Volyova était auprès du capitaine Brannigan lorsqu’un rat-droïde l’informa que les cailloux du Petit Poucet avaient renvoyé leur moisson d’informations. Elle recueillait de nouveaux échantillons de l’excroissance qui entourait le capitaine, encouragée par la récente réussite de l’une de ses souches d’antivirus. Elle l’avait obtenue à partir d’un cybervirus militaire qui avait atteint le vaisseau, modifié afin de le rendre compatible avec la peste. Elle l’avait essayé sur de minuscules échantillons et, chose étonnante, il semblait vraiment marcher. Elle trouvait très irritant d’être distraite de cette tâche par une chose qu’elle avait mise en branle neuf mois plus tôt et avait à peu près complètement oubliée depuis. Elle refusa pendant quelques instants de croire qu’il avait pu s’écouler aussi longtemps. D’un autre côté, elle était excitée à l’idée de ce qu’elle pourrait apprendre.

Elle reprit l’ascenseur. Neuf mois ! Ça paraissait à peine possible. Enfin, c’était comme ça quand on était occupée. Et elle aurait dû s’y attendre. Elle savait, rationnellement, que tout ce temps avait passé – mais l’information avait réussi à ne pas atteindre la partie de son cerveau où elle classait et traitait ce genre de renseignements. Pourtant, les indices étaient là depuis le début. Le vaisseau voguait maintenant à un quart seulement de la vitesse de la lumière. D’ici une centaine de jours, ils effectueraient l’insertion finale dans l’orbite de Resurgam ; ils avaient besoin d’une stratégie pour le moment où ils y arriveraient. C’était là que les cailloux entraient en jeu.

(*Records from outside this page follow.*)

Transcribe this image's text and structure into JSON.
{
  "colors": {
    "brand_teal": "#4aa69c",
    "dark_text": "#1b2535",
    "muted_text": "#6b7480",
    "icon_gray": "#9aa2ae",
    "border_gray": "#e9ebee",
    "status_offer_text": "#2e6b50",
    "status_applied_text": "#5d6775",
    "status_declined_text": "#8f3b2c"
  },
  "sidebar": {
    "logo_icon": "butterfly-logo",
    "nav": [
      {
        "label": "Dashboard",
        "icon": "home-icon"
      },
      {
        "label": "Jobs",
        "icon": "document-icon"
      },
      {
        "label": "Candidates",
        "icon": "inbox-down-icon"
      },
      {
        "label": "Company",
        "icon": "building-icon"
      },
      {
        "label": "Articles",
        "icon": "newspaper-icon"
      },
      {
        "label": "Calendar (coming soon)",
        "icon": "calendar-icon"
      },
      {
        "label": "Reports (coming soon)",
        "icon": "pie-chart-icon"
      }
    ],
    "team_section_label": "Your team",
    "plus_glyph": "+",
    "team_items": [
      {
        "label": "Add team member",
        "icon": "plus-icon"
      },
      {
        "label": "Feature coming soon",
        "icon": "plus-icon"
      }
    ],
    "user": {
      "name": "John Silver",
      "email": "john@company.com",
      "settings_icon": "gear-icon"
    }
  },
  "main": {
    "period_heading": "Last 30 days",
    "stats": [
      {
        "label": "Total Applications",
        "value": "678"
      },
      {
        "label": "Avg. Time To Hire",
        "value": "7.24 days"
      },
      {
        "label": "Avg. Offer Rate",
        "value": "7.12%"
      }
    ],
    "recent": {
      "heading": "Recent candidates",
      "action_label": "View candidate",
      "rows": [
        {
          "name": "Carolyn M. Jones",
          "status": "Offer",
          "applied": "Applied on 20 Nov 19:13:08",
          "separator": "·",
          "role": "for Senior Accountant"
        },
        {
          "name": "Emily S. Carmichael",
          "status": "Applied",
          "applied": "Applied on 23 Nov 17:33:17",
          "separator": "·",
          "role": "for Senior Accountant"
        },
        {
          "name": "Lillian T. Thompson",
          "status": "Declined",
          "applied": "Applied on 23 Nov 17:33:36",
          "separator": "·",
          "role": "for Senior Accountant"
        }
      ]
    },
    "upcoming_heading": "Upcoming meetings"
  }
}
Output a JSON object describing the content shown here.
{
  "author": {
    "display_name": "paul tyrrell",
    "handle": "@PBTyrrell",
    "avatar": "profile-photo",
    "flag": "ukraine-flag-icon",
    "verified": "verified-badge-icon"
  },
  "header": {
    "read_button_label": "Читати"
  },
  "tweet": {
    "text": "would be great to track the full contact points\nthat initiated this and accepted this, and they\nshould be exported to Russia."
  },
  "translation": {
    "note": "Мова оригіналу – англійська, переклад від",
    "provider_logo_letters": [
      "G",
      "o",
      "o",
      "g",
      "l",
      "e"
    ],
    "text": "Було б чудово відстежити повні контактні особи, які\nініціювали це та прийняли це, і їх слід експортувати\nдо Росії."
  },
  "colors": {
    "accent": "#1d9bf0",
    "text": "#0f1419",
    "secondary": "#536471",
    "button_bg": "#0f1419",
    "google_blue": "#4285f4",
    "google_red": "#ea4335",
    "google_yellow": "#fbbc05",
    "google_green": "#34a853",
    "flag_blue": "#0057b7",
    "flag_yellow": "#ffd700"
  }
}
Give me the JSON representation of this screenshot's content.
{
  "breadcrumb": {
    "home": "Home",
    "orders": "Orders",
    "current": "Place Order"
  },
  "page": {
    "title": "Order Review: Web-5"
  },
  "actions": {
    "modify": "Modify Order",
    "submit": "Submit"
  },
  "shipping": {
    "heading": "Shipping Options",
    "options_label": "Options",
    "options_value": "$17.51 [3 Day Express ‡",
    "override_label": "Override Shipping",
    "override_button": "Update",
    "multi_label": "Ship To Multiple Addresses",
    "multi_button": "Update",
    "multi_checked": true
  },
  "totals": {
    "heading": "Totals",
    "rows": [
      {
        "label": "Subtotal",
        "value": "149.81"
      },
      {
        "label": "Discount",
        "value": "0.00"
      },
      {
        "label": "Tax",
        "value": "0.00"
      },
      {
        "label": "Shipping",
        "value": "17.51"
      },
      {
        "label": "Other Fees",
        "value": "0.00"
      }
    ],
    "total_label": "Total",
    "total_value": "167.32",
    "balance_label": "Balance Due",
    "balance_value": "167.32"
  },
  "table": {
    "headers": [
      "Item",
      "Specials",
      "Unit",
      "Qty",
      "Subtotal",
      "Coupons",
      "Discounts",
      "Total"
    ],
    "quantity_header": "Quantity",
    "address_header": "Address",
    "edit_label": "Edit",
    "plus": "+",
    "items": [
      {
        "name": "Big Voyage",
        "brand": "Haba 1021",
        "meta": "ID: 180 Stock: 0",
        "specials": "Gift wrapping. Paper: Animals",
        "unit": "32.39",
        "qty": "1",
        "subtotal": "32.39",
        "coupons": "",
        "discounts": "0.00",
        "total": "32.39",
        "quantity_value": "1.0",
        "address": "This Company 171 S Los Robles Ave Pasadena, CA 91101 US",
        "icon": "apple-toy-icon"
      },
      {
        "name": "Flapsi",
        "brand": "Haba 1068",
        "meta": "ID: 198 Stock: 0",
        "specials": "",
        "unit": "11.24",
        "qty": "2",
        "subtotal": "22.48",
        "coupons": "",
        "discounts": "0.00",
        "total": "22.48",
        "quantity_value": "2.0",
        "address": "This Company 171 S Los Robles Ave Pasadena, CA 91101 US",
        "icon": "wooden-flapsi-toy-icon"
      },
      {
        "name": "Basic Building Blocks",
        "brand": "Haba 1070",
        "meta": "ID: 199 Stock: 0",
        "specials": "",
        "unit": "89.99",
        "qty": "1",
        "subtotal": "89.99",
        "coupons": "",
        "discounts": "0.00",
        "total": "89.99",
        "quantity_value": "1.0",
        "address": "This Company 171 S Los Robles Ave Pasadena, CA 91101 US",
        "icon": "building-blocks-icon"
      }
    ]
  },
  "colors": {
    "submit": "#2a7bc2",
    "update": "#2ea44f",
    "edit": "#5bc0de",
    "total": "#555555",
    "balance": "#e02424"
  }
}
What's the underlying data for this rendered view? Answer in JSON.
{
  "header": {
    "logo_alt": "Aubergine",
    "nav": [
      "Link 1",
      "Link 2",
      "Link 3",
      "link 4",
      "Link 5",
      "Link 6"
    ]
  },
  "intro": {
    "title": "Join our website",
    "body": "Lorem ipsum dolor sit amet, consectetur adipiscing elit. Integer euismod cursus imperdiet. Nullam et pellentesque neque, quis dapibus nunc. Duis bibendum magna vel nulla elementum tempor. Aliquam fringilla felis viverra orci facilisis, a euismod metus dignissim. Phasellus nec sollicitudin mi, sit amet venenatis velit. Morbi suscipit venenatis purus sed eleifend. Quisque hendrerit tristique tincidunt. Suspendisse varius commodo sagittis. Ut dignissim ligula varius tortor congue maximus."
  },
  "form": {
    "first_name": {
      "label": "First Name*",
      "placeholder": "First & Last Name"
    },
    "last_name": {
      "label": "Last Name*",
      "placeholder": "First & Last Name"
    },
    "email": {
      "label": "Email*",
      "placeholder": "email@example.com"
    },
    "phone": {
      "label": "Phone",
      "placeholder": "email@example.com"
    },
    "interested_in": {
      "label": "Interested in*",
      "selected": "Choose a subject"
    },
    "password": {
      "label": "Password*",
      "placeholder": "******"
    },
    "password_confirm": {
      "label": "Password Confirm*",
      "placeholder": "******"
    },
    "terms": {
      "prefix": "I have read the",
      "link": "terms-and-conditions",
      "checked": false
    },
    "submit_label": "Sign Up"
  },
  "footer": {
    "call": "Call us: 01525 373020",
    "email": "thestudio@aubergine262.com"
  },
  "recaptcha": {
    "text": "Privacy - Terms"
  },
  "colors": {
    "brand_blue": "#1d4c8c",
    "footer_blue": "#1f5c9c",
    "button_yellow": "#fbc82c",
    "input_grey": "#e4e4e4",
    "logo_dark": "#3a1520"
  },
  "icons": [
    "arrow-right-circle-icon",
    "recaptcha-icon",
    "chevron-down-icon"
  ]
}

Des clichés de Resurgam et de l’espace environnant, pris sur toutes les bandes électromagnétiques et les longueurs d’onde des particules exotiques, commençaient à s’assembler sur la passerelle. C’était le premier aperçu récent d’un ennemi possible. Volyova laissa les faits saillants s’insinuer dans sa conscience de façon à pouvoir se les remémorer aisément, instinctivement, en cas de crise. Les petits cailloux avaient filé tout autour de Resurgam, renvoyant des images prises sous tous les angles. Et comme le nuage de cailloux s’était étiré le long de la ligne de vol, les premiers et les derniers étaient espacés de quinze heures à travers tout le système, ce qui permettait d’observer la totalité de la surface de Resurgam, de jour comme de nuit. Les cailloux « de jour », braqués vers l’extérieur par rapport à Delta Pavonis, captaient les fuites de neutrinos provoquées par les installations de fusion et d’antimatière situées à la surface. Les cailloux « de nuit » flairaient l’atmosphère, mesurant les niveaux d’oxygène, d’ozone et d’azote, donnant un indice du degré de modification que les colons avaient fait subir au biome originel.

Il était frappant de voir tout ce dont les colons avaient réussi à se passer. Ils étaient là depuis plus d’un demi-siècle, et il n’y avait pas de grosse structure en orbite, pas trace de vol spatial au sein du système ; juste quelques satellites de communication et, compte tenu de leur faible niveau d’industrialisation, il était peu probable qu’ils puissent en réparer ou en remplacer un en cas d’avarie. Il n’aurait pas été difficile de neutraliser ou de perturber ceux qui restaient, si le plan – encore informulé – l’exigeait.

Cela dit, ils n’étaient pas restés complètement inactifs : l’atmosphère présentait des signes de modification extensive, le niveau d’oxygène libre étant maintenant bien supérieur à celui auquel on pouvait s’attendre. Les capteurs infrarouge révélaient des forages géothermiques alignés le long de ce qui était probablement des zones de subduction continentale. Les fuites de neutrinos des zones polaires indiquaient la présence d’unités de production d’oxygène, des centrales à fusion qui craquaient les molécules de glace d’eau pour en extraire l’hydrogène et l’oxygène. L’oxygène fusionnait avec l’atmosphère – ou était pompé vers les communautés sous dôme – alors que l’hydrogène était recyclé dans les fuseurs. Volyova identifia plus de quinze communautés, pour la plupart de petites entités dont aucune n’approchait la taille de la colonie principale. Elle supposa qu’il y avait d’autres avant-postes, plus petits – des campements familiaux, des fermes –, qui devaient échapper à ses « cailloux ».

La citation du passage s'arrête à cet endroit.